La topología de despliegue es la primera decisión arquitectónica y la más difícil de revertir. Determina qué datos puede tocar legalmente el sistema, y toda decisión posterior hereda esa restricción.
Habitualmente se trata como un detalle de infraestructura a resolver después del diseño funcional — así es como los equipos descubren en el cuarto mes que el sistema que construyeron no puede procesar los datos para los que fue construido.
Del estándar
“Zero trust (ZT) is the term for an evolving set of cybersecurity paradigms that move defenses from static, network-based perimeters to focus on users, assets, and resources.”
Las tres topologías
SaaS alojado por el proveedor
Sus datos se procesan en la infraestructura del proveedor. Es el camino más rápido a producción y la respuesta correcta más a menudo de lo que a las organizaciones cautelosas les gusta admitir — para datos públicos, contenido interno sin exposición regulatoria y cualquier caso donde el costo de una brecha sea vergüenza y no una notificación formal.
Falla en una condición específica: cuando un contrato, un regulador o una cláusula de residencia dice que los datos no salen. Ningún acuerdo de tratamiento cambia a dónde van los paquetes, y ninguna certificación lo sustituye.
Nube propia (BYOC)
El sistema se divide en una frontera dura. Un plano de control orquesta sesiones, evalúa políticas y recolecta trazas — y no retiene datos del cliente. Un plano de ejecución corre dentro de su propia cuenta de nube, bajo su gestión de identidad y accesos, su política de red y sus reglas de salida. Es el único componente que conecta con sus sistemas.
Esta es la topología que resuelve la mayoría de las objeciones empresariales, porque hace que la pregunta de residencia se responda con un diagrama de red y no con una garantía legal. Cuesta más operativamente: usted opera infraestructura, la parchea y es dueño de los modos de falla dentro de su perímetro.
Totalmente on-premises
Ambos planos corren en su entorno. Apropiado para redes aisladas, trabajo clasificado y entornos de tecnología operativa donde la conectividad saliente está directamente prohibida y no solo restringida.
Dos dependencias suelen forzar el acceso saliente y deben resolverse explícitamente: la inferencia del modelo, que debe enrutarse por un gateway que usted ya opera, y los embeddings de recuperación, que deben correr residentes y localmente en lugar de llamar a un servicio alojado. Resuelva ambas y el resto de la pila no tiene razón para salir a internet.
La pregunta que lo decide
No "qué tan sensibles son estos datos" — todos responden "mucho". Pregunte en cambio: ¿existe un compromiso escrito, ante un regulador o un cliente, que restrinja dónde pueden procesarse estos datos? Si la respuesta es sí, la topología ya está elegida y la discusión terminó. Si es no, está optimizando costo operativo, y lo alojado suele ser lo correcto.

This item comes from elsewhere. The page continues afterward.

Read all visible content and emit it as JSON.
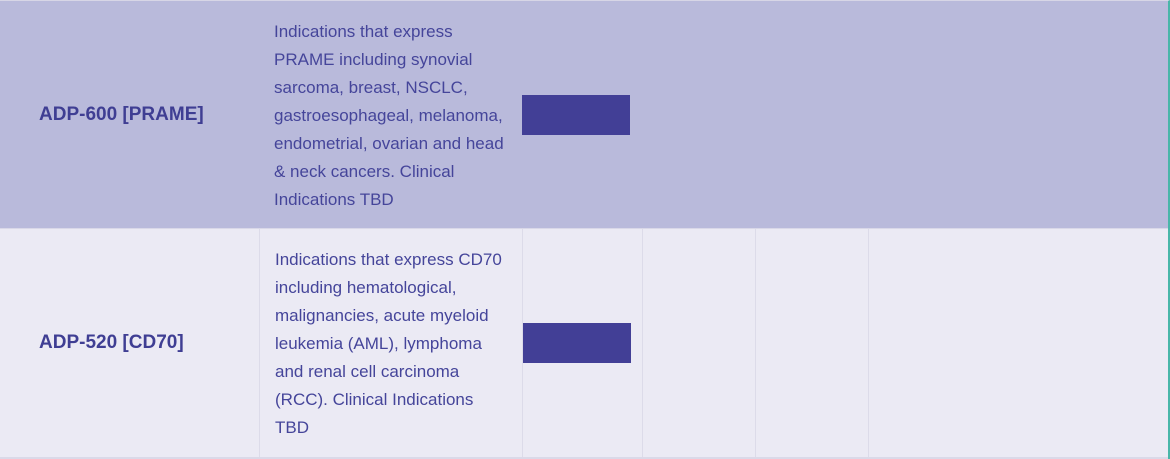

Qué significa realmente el aislamiento dentro del plano de ejecución
Elegir BYOC define dónde corre el código. No define con qué seguridad corre allí, y esa distinción importa porque un agente que escribe y ejecuta código es una vía de ejecución remota que usted construyó a propósito.
El aislamiento a nivel de contenedor es insuficiente para esa carga. Los contenedores comparten kernel, y los escapes de kernel son una categoría conocida, no una hipótesis. El código generado por el agente pertenece a un sandbox aislado por hardware — una MicroVM con su propio kernel — para que un escape exitoso deje al atacante en una máquina virtual vacía.

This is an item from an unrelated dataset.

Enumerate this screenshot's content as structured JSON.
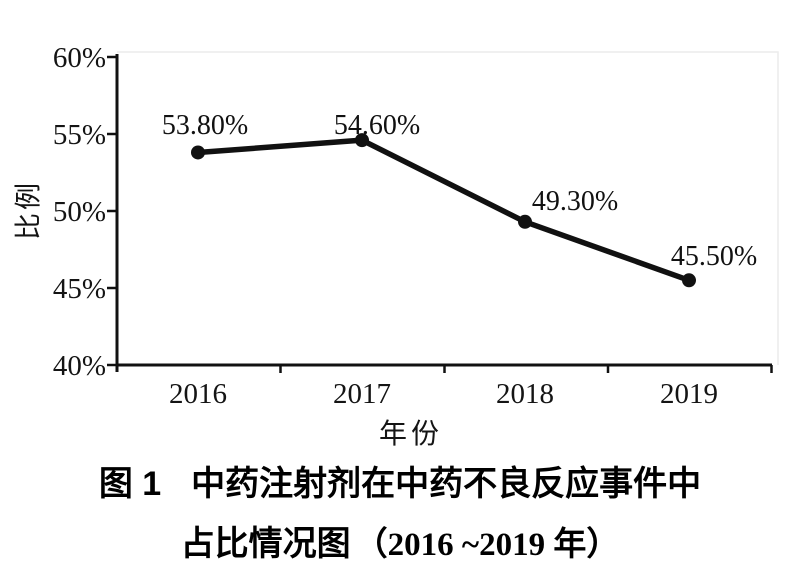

El aislamiento por sí solo aún deja una vía de exfiltración. Combínelo con salida denegada por defecto: un filtro de red y un sumidero DNS que restrinjan el tráfico saliente a una lista que usted define. Un agente totalmente comprometido no tiene entonces a dónde enviar nada, porque la exfiltración requiere un destino y no lo hay.
La pregunta que hay que hacerle a un proveedor
Pregunte si la versión on-premises es el mismo código que la alojada. Muchos proveedores mantienen dos, y la rama auto-alojada inevitablemente se rezaga — usted recibe el sistema del año pasado al precio de este año, y cada conversación de soporte empieza por establecer qué versión está ejecutando.
Luego pregunte qué cambia entre topologías. En un sistema bien construido la respuesta es la configuración de despliegue y nada más: los mismos contenedores, el mismo motor de políticas, la misma tubería de auditoría, con el plano de control reubicado. Si la respuesta implica una matriz de funciones distinta, la opción restrictiva es un producto de segunda y debería cotizarse como tal.
Decida esto en la semana uno
La topología no puede cambiarse tarde sin reescribir el sistema, porque todo lo posterior — dónde viven los secretos, cómo se federa la identidad, qué puede ver la tubería de auditoría — se deriva de ella. Corresponde a la primera sesión de arquitectura junto al proveedor de identidad y la política de salida, no a un sprint de endurecimiento al final.